An important aspect of our role as an adviser is having a deep understanding of the range of PE investors operating in this market. This includes what they want to invest in, their culture, relevant credentials, experience in implementing similar growth strategies, and how they can add value.

Track record

The Clearwater Growth team understand the challenges entrepreneurs face and are well-positioned to give the best possible advice to identify the right partner.
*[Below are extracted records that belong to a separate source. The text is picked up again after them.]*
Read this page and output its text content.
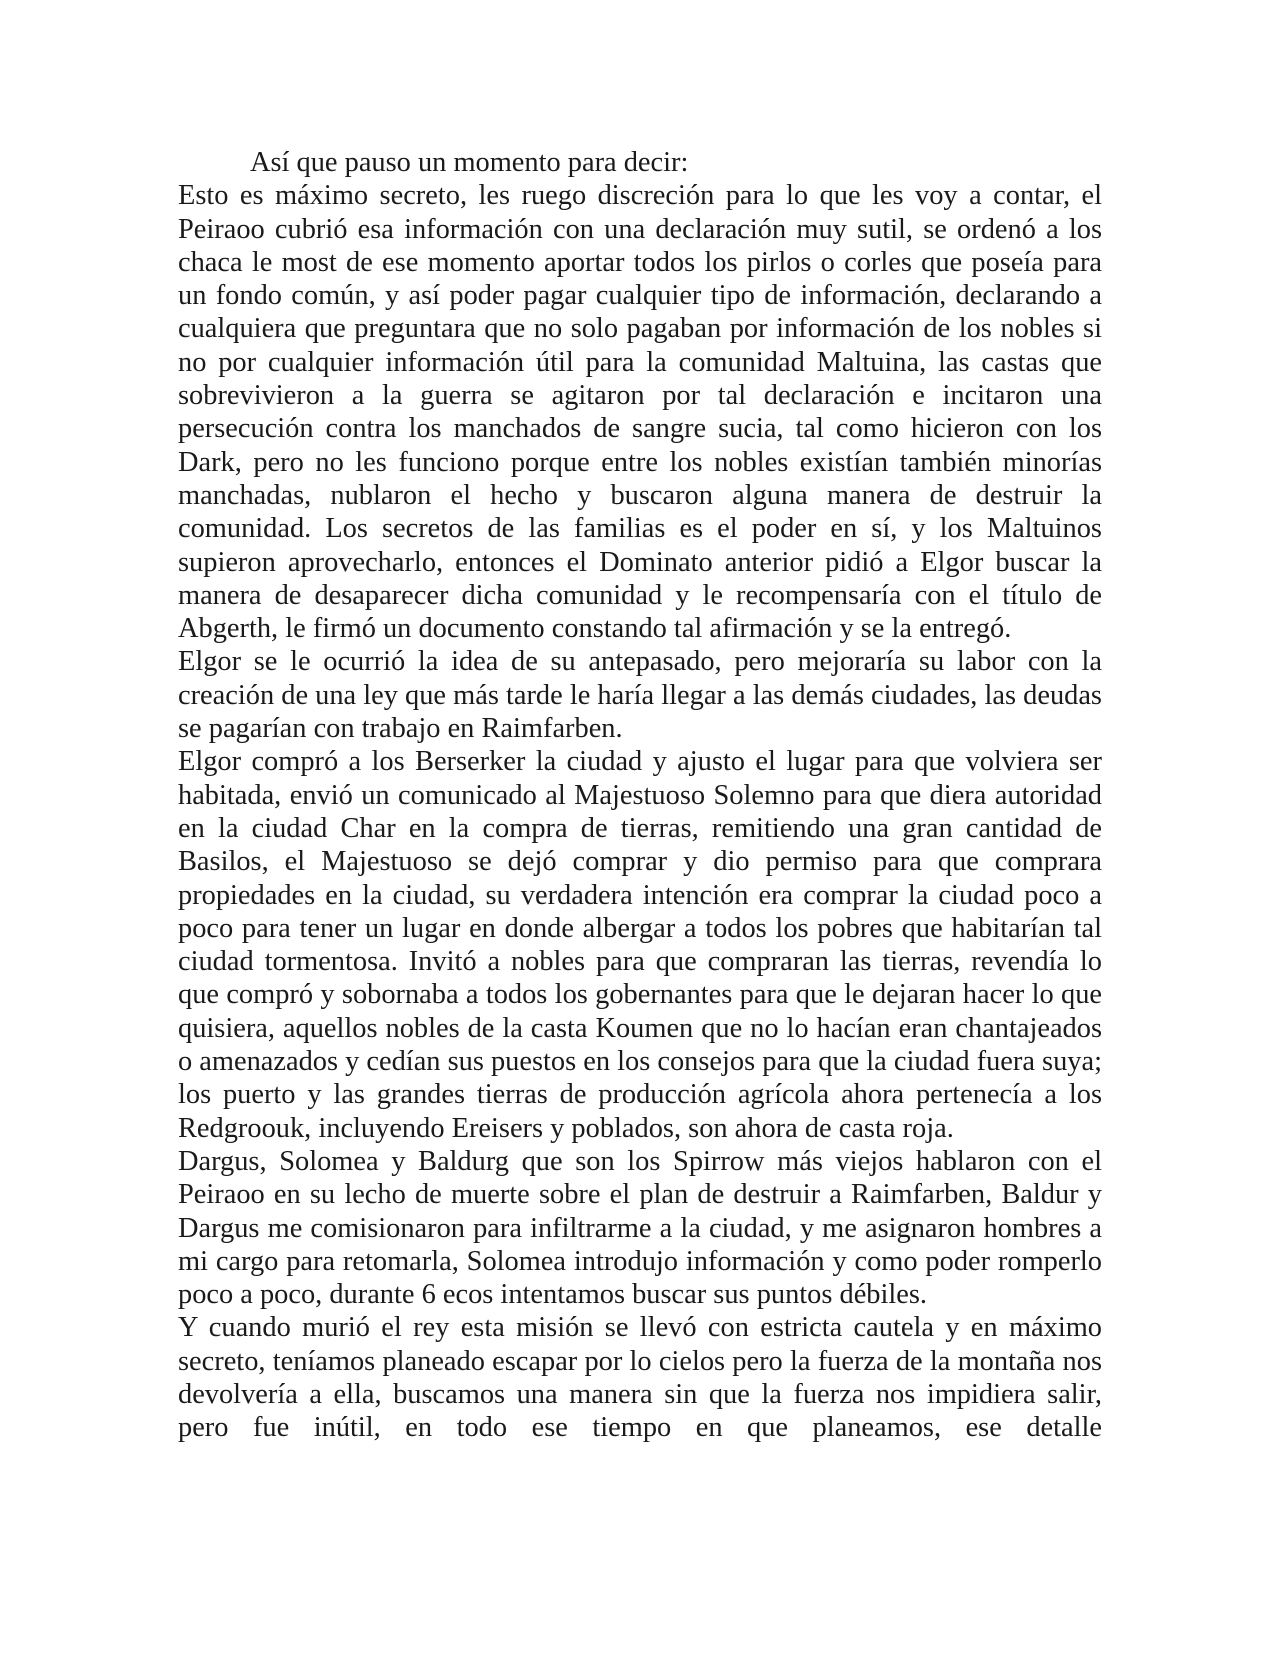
Así que pauso un momento para decir:

Esto es máximo secreto, les ruego discreción para lo que les voy a contar, el Peiraoo cubrió esa información con una declaración muy sutil, se ordenó a los chaca le most de ese momento aportar todos los pirlos o corles que poseía para un fondo común, y así poder pagar cualquier tipo de información, declarando a cualquiera que preguntara que no solo pagaban por información de los nobles si no por cualquier información útil para la comunidad Maltuina, las castas que sobrevivieron a la guerra se agitaron por tal declaración e incitaron una persecución contra los manchados de sangre sucia, tal como hicieron con los Dark, pero no les funciono porque entre los nobles existían también minorías manchadas, nublaron el hecho y buscaron alguna manera de destruir la comunidad. Los secretos de las familias es el poder en sí, y los Maltuinos supieron aprovecharlo, entonces el Dominato anterior pidió a Elgor buscar la manera de desaparecer dicha comunidad y le recompensaría con el título de Abgerth, le firmó un documento constando tal afirmación y se la entregó.

Elgor se le ocurrió la idea de su antepasado, pero mejoraría su labor con la creación de una ley que más tarde le haría llegar a las demás ciudades, las deudas se pagarían con trabajo en Raimfarben.

Elgor compró a los Berserker la ciudad y ajusto el lugar para que volviera ser habitada, envió un comunicado al Majestuoso Solemno para que diera autoridad en la ciudad Char en la compra de tierras, remitiendo una gran cantidad de Basilos, el Majestuoso se dejó comprar y dio permiso para que comprara propiedades en la ciudad, su verdadera intención era comprar la ciudad poco a poco para tener un lugar en donde albergar a todos los pobres que habitarían tal ciudad tormentosa. Invitó a nobles para que compraran las tierras, revendía lo que compró y sobornaba a todos los gobernantes para que le dejaran hacer lo que quisiera, aquellos nobles de la casta Koumen que no lo hacían eran chantajeados o amenazados y cedían sus puestos en los consejos para que la ciudad fuera suya; los puerto y las grandes tierras de producción agrícola ahora pertenecía a los Redgroouk, incluyendo Ereisers y poblados, son ahora de casta roja.

Dargus, Solomea y Baldurg que son los Spirrow más viejos hablaron con el Peiraoo en su lecho de muerte sobre el plan de destruir a Raimfarben, Baldur y Dargus me comisionaron para infiltrarme a la ciudad, y me asignaron hombres a mi cargo para retomarla, Solomea introdujo información y como poder romperlo poco a poco, durante 6 ecos intentamos buscar sus puntos débiles.

Y cuando murió el rey esta misión se llevó con estricta cautela y en máximo secreto, teníamos planeado escapar por lo cielos pero la fuerza de la montaña nos devolvería a ella, buscamos una manera sin que la fuerza nos impidiera salir, pero fue inútil, en todo ese tiempo en que planeamos, ese detalle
Our team is also unique in that it can leverage Clearwater International’s sector expertise, global footprint and additional capabilities across financial modelling, debt advisory, and ESG advisory.

Our experience

Clearwater Growth recently advised Triangle Fire on securing investment from the Business Growth Fund, to support expansion of its team of 100, establish new service lines, and provide funding for acquisitions.

In addition, Clearwater International previously advised BCN Group, a leading digital transformation and technology solutions provider, on its minority investment from Beech Tree Private Equity. Whilst partnering with Beech Tree, BCN accelerated its turnover from £10m to £40m, through strong organic growth and a strategic acquisition strategy. Our team continued to work with BCN over the course of Beech Tree’s investment and advised on its secondary investment from ECI Partners, which provided capital to continue their buy-and-build strategy going forward.

Summary

Whether your aims are to raise growth capital, undertake shareholder restructuring, facilitate an MBO, or de-risk by selling part of the business, minority PE investment could be the ideal solution. Engaging in conversation with Clearwater Growth will ensure any popular misconceptions are addressed, with the focus on enhancing the value that can be achieved for shareholders, the management team, and the PE firm.